Can you feel the "love" tonight?


I'm a fan of disney, and still until now, I love disney classic movies like Aladin, lion king, little mermaid. In most disney classic movies, not all, there is always a love story between a Prince and a Princess.  Now let me give you an example from a disney classic movie which doesn't feature the love story of a prince and a princess but the story from fictional animal kingdom, the story of lion king. In the film, Simba grows up and falls in love with a lioness named Nala; during a rather lengthy sequence, they playfully wrestle, caress, and nuzzle one another as a love song (“Can You Feel the Love Tonight?”) plays. But for Simba and Nala to be straight meant only that they were in love.   I hear people do this all the time. When we think about a straight couple fall in love, we typically imagine the relationship in non-sexual terms: Love, romance, dating, candle light dinner,  Weddings. And yet, when we think about gay couples, many straight people conjure up images of sex acts. We wonder what people do in bed and how it all “works.” And so when we hear that someone is gay, we—and by “we” here, I mean many straight people but not all—naturally think of that in sexual terms rather than romantic ones, it goes right down to sex. 

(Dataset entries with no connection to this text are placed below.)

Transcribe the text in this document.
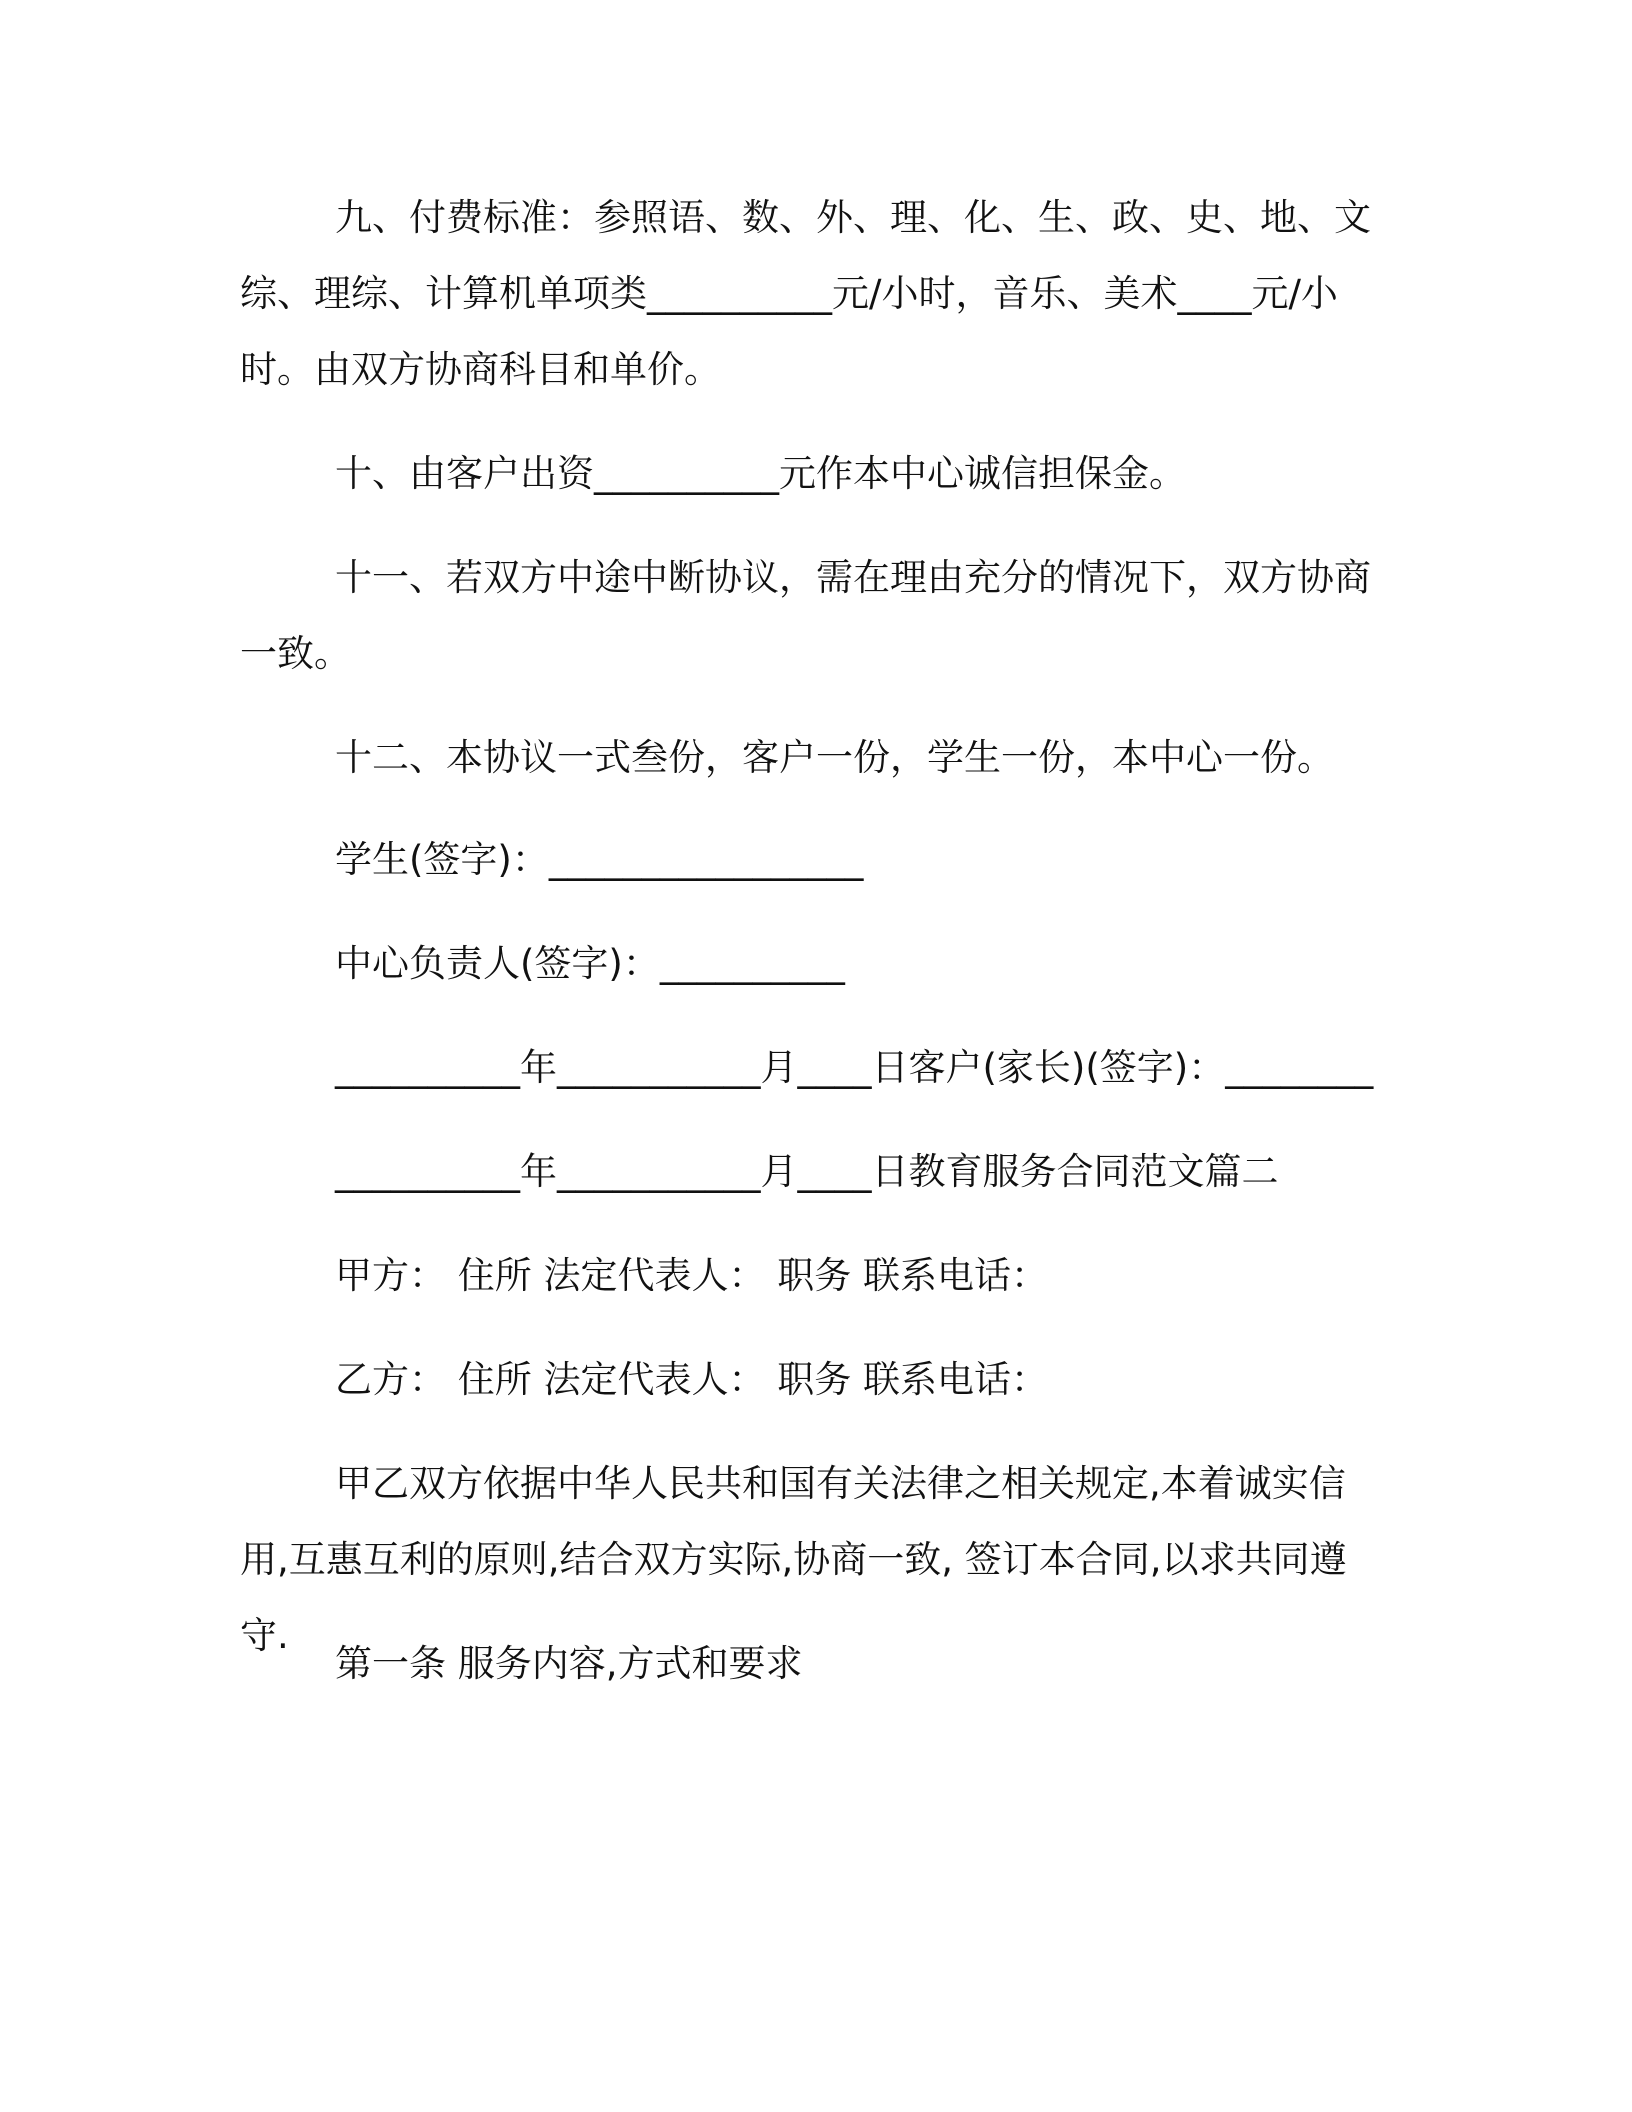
九、付费标准：参照语、数、外、理、化、生、政、史、地、文综、理综、计算机单项类__________元/小时，音乐、美术____元/小时。由双方协商科目和单价。

十、由客户出资__________元作本中心诚信担保金。

十一、若双方中途中断协议，需在理由充分的情况下，双方协商一致。

十二、本协议一式叁份，客户一份，学生一份，本中心一份。

学生(签字)：_________________

中心负责人(签字)：__________

__________年___________月____日客户(家长)(签字)：________

__________年___________月____日教育服务合同范文篇二

甲方： 住所 法定代表人： 职务 联系电话：

乙方： 住所 法定代表人： 职务 联系电话：

甲乙双方依据中华人民共和国有关法律之相关规定,本着诚实信用,互惠互利的原则,结合双方实际,协商一致, 签订本合同,以求共同遵守.

第一条 服务内容,方式和要求
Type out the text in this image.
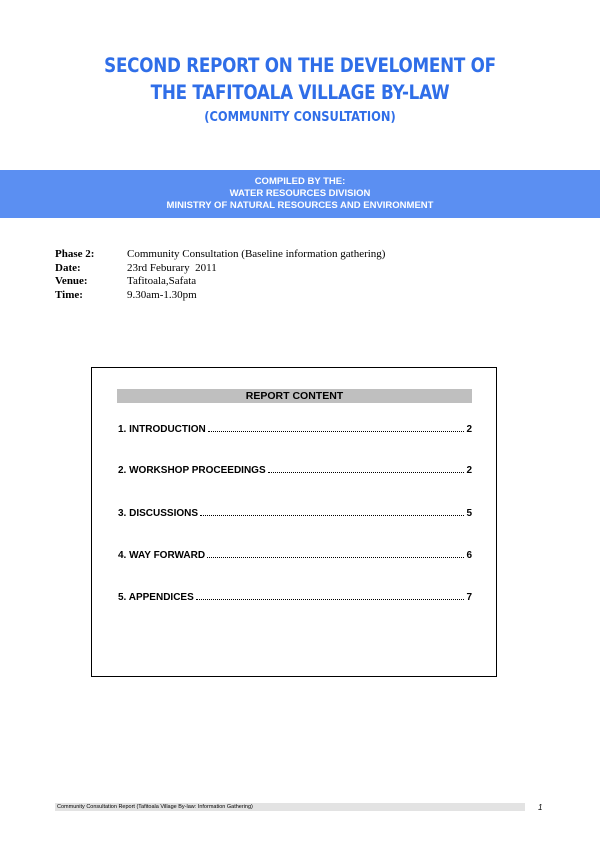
SECOND REPORT ON THE DEVELOMENT OF
THE TAFITOALA VILLAGE BY-LAW
(COMMUNITY CONSULTATION)
COMPILED BY THE:
WATER RESOURCES DIVISION
MINISTRY OF NATURAL RESOURCES AND ENVIRONMENT
Phase 2:	Community Consultation (Baseline information gathering)
Date:	23rd Feburary  2011
Venue:	Tafitoala,Safata
Time:	9.30am-1.30pm
REPORT CONTENT
1. INTRODUCTION	2
2. WORKSHOP PROCEEDINGS	2
3. DISCUSSIONS	5
4. WAY FORWARD	6
5. APPENDICES	7
Community Consultation Report (Tafitoala Village By-law: Information Gathering)	1
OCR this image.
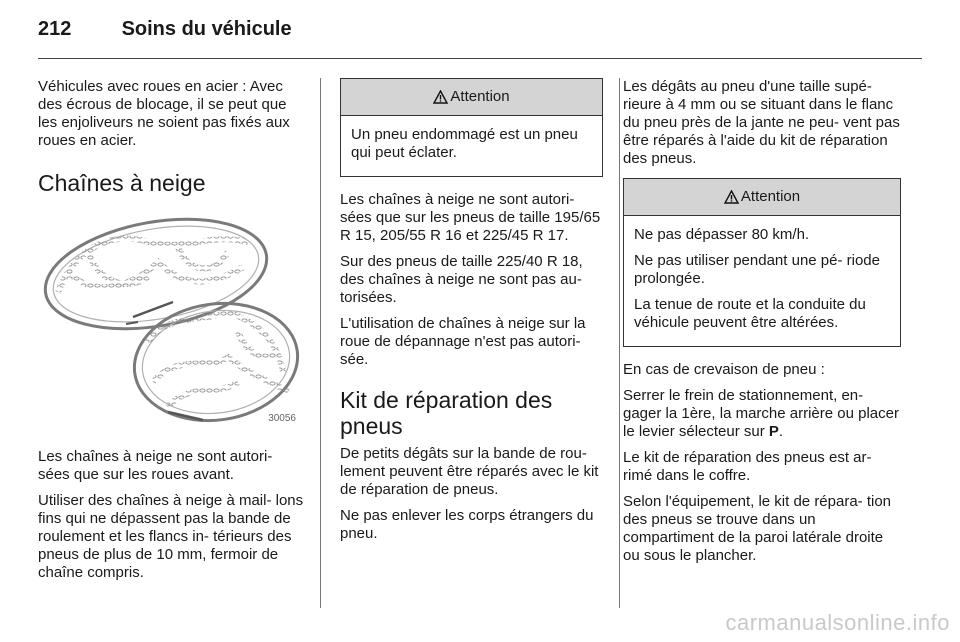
212	Soins du véhicule

Véhicules avec roues en acier : Avec des écrous de blocage, il se peut que les enjoliveurs ne soient pas fixés aux roues en acier.

Chaînes à neige
30056

Les chaînes à neige ne sont autori‑ sées que sur les roues avant.

Utiliser des chaînes à neige à mail‑ lons fins qui ne dépassent pas la bande de roulement et les flancs in‑ térieurs des pneus de plus de 10 mm, fermoir de chaîne compris.

Attention

Un pneu endommagé est un pneu qui peut éclater.

Les chaînes à neige ne sont autori‑ sées que sur les pneus de taille 195/65 R 15, 205/55 R 16 et 225/45 R 17.

Sur des pneus de taille 225/40 R 18, des chaînes à neige ne sont pas au‑ torisées.

L'utilisation de chaînes à neige sur la roue de dépannage n'est pas autori‑ sée.

Kit de réparation des pneus

De petits dégâts sur la bande de rou‑ lement peuvent être réparés avec le kit de réparation de pneus.

Ne pas enlever les corps étrangers du pneu.

Les dégâts au pneu d'une taille supé‑ rieure à 4 mm ou se situant dans le flanc du pneu près de la jante ne peu‑ vent pas être réparés à l'aide du kit de réparation des pneus.

Attention

Ne pas dépasser 80 km/h.

Ne pas utiliser pendant une pé‑ riode prolongée.

La tenue de route et la conduite du véhicule peuvent être altérées.

En cas de crevaison de pneu :

Serrer le frein de stationnement, en‑ gager la 1ère, la marche arrière ou placer le levier sélecteur sur P.

Le kit de réparation des pneus est ar‑ rimé dans le coffre.

Selon l'équipement, le kit de répara‑ tion des pneus se trouve dans un compartiment de la paroi latérale droite ou sous le plancher.

carmanualsonline.info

Especially if you are in conservative christian circles, there is unfortunately a strong preconceived notion about the gay community which they feel they know about them but actually they don't. I had a conversation with a friend a while ago about what it meant for me to be a gay person, I was trying to make him understand that being gay is not something that I chose. People do not choose their sexual orientation, and I was baffled with how he seemed to always narrow down being gay to having sex. To me that was very upsetting that he equated being gay with having sex. For the gay community, they refer to themselves as gay to describe that they are people who are exclusively attracted only to the same gender, but for straight people gay doesn't mean what it is supposed to mean as what gay people mean. Whether gay people have sex or not it doesn't make them less gay or more gay, because orientation is the deeply ingrained part of someone's being that shapes you as a human. It involves how you feel attracted, develop romantic feelings, develop the emotional attachment for another human being, the need for each other companionship, who you fall in love with, it gives you the ability to be committed to the person that you love. All these things form up sexual orientation regardless of heterosexuality or homosexuality.  Sexual orientation is a complex set of feelings that are part of a person’s core being, directing his or her yearnings for romantic love and bonding.

The truth  is that gay couples are no more or less sexual that straight ones. You know the old jokes about straight married couples who never have sex? Plenty of gay couples are in the same boat. They watch TV together. They make dinner. They take out the trash. They go on a trip together. They’re not drawn together by sex—at least, not any more than straight couples are. They’re drawn together by that same human need that led God to say that it was “not good” for Adam to be alone. They are drawn by the mutual bonding to build life together. 


Obviously, for Christians who believe that the Bible condemns same-gender sex, that condemnation would still hold even if it’s only a tiny part of a gay couple’s relationship. But in that case, it’s worth recognizing that what you’re condemning isn’t the relationship itself—the selfless service of one another, the chicken soup when the other is sick, the hand-holding in good times and bad, the laughter, the tears, the commitment, the love. When the church fails to recognize that, it ends up coming across as ignoring 99% of someone’s relationship in order to focus on the 1% we have a conflict over, and in so doing, we convince the world that we, the Christians, are the ones who are obsessed with sex.